Friday, August 31, 2018

House Messages CMS: Asks CMS to Address Panel Unbundling

Each year, annual budgets prepared at House and Senate come with something called "report language" which describes something of the rationale and purpose of the budget and may make numerous requests of an agency to look into one matter or another. 

This summer, the (health related) report language for House is  here and for Senate is here.

CMS and Chemistry Panels

CMS for decades has bundled together tests following CPT codes for common chemistry panels.  A ten-analyte panel might pay $15 as a panel even though each component tallied as a separate test might pay $60 or more.   With PAMA in 2018, CMS dropped the panel bundling rules and right now - if a set of tests fail to meet the exact definition of a panel - CMS pays at the individual line item rates. 

I discussed this for clinical chemistry in a blog in November 2017, here.   As shown in a clipping at bottom, 80053 panel had 29,000,000 uses at CMS.   If paid at the $13 panel cost, this is $377M.  If paid at the stack code analyte rate it's $82.88 or $2.2B.   The same thing can also happen in genetics; as shown in another clipping at bottom, CMS pays for Lynch panels as 81435+81436=$1444, but the genes included at a la carte prices look more like $3,334.

The message from the House to HHS regarding panels is:

"Clinical Laboratory Fee Schedule.  Inconsistencies in panel testing reimbursement in Medicare should be resolved to prevent wasteful government spending.  The Committee encourages the Administrator of CMS to develop and issue a panel pricing policy that ensures the agency is not paying more for a single clinical diagnostic laboratory test, or a group of individual clinical diagnostic laboratory tests, than it would pay for a clinical diagnostic laboratory testing panel that tests for the same analyte(s).  The Committee encourages the Administrator to apply the policy to all types of test panels."  (House report language, page 89.)
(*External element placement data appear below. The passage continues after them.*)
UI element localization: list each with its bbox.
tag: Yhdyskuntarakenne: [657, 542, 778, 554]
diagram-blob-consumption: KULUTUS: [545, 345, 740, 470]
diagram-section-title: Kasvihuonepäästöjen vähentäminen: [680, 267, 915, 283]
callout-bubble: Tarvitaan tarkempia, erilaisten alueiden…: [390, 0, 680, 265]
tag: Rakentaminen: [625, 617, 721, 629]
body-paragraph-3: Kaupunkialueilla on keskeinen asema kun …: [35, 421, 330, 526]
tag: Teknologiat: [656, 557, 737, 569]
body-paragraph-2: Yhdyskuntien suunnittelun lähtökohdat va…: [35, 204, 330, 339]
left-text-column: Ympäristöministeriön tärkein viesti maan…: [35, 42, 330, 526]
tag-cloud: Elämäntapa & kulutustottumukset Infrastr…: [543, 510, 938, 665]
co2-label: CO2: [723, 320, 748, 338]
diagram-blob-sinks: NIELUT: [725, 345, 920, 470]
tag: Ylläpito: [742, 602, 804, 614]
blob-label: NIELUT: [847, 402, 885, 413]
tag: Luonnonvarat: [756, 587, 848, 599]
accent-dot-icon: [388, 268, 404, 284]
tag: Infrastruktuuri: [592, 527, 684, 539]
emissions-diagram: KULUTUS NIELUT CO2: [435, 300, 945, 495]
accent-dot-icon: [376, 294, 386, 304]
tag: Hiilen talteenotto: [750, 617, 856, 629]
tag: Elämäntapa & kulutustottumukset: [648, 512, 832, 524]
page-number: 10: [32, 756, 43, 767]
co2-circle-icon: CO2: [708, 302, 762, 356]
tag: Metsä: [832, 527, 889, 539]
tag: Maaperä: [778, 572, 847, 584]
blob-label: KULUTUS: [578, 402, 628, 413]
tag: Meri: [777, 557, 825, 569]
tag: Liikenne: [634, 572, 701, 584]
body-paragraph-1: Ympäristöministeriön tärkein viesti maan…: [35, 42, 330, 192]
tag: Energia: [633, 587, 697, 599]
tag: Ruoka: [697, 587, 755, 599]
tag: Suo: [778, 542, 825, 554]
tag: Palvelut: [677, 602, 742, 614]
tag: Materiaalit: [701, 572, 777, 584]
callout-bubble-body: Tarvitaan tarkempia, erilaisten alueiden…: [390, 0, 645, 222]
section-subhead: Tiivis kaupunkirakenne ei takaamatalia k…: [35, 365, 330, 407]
(See also a November 2018 GAO report on the same topic, here.)

OIG Guidance Now Dysfunctional

Labs can follow official OIG guidance, and it leads toward stack coding, not panel pricing.

OIG guidance discourages panel ordering, and encourages physicians and labs to provide only the most precise list of medically necessary tests.  If any one test on a ten analyte panel isn't necessary, then bill the 9 tests, please.   This guidance was written in an era when panels paid a fraction of the single test costs, BUT ALSO, coding and pricing with special rules meant that analyates could only pay LESS than a panel.  (E.g. 9 analytes would pay right about 90% of a ten-analyte-panel.  Today the nine analytes might pay 800% more than the ten-analyte-panel.)